The refusal of authorities to provide information about the identities of those found in Karaj Dam, the immediate censorship of local reporting, and the arrest of journalists involved all follow the familiar script. The regime's systematic disposal of bodies in dams and rivers serves multiple purposes. It eliminates forensic evidence of torture and execution, prevents families from having burial sites that could become pilgrimage points and symbols of resistance, denies the regime's opponents the ability to document and count the dead, and sows terror among potential protesters by demonstrating that the state can make people vanish without trace.

Yet despite all efforts at concealment, the truth continues to emerge. The drought that lowered Karaj Dam's water level literally and metaphorically exposed what the regime sought to keep hidden. Families of the disappeared, human rights organizations, and ordinary citizens continue to document, remember, and demand accountability. The blood of those youths still flows in the veins of this land, and their silenced voices echo in the conscience of a nation. They neither lost nor were silenced. Their cry rises from under the earth, from under the water, from the heart of darkness, and has become light today.

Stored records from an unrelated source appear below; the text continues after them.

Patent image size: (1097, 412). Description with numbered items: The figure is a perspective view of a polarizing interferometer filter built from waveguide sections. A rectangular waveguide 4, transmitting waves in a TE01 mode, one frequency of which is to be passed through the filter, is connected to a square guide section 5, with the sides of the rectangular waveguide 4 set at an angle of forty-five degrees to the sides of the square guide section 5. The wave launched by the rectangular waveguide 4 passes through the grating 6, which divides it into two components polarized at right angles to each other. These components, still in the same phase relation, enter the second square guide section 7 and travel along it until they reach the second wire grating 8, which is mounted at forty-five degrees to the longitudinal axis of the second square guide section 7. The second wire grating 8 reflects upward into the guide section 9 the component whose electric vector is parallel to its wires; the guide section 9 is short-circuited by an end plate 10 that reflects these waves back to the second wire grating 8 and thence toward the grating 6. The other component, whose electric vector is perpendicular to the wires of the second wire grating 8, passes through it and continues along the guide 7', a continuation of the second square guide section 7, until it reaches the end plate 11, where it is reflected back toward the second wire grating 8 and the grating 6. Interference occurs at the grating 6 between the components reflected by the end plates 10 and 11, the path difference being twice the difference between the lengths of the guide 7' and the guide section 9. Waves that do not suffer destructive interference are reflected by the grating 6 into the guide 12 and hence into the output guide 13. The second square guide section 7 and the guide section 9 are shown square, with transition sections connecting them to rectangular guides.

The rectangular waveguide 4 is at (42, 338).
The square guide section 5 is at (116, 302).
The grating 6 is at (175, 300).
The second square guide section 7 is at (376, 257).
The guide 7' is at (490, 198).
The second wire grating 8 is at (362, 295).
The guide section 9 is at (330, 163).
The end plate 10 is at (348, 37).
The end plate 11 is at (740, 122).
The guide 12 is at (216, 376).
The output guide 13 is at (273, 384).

History has shown that no system based on lies, repression, and the blood of innocents endures. A regime built on the bones of Iranian youth will sooner or later collapse under the weight of that very blood. A day will come when the cry of bereaved mothers will shatter the heavy sleep of executioners, when their sighs will catch the skirts of murderers, and this land will breathe freely again. And that day will undoubtedly come.

The mothers of November 2019 and the families of the 2022 disappeared have become, in their own words, the nightmare of those in power. One mother declared: "I have said it many times and I say it for the thousandth time: we will become your nightmare. I, Pezhman's mother, will become a nightmare. The mother who says I am that one, she says I am that one, she has the right. The mothers of gentlemen, we will become nightmares for you. When you plant a land mine, you must fear that tomorrow morning the mother of November might have done something, said something, made a move, sent a message. You must sleep with our nightmare now. You yourselves know you were destroyed with November, and this November continues."

The discovery in Karaj Dam is not merely a story of bodies found in water. It is evidence of a crime against humanity, a calculated system of disappearance and concealment that indicts the Islamic Republic at its highest levels. It reveals a regime so desperate to maintain power that it treats human beings as disposable, their lives erased, their families tormented with not knowing, their bodies hidden in the depths so they will be forgotten. But they are not forgotten. The earth and water give them back. The truth, no matter how deeply buried, rises again.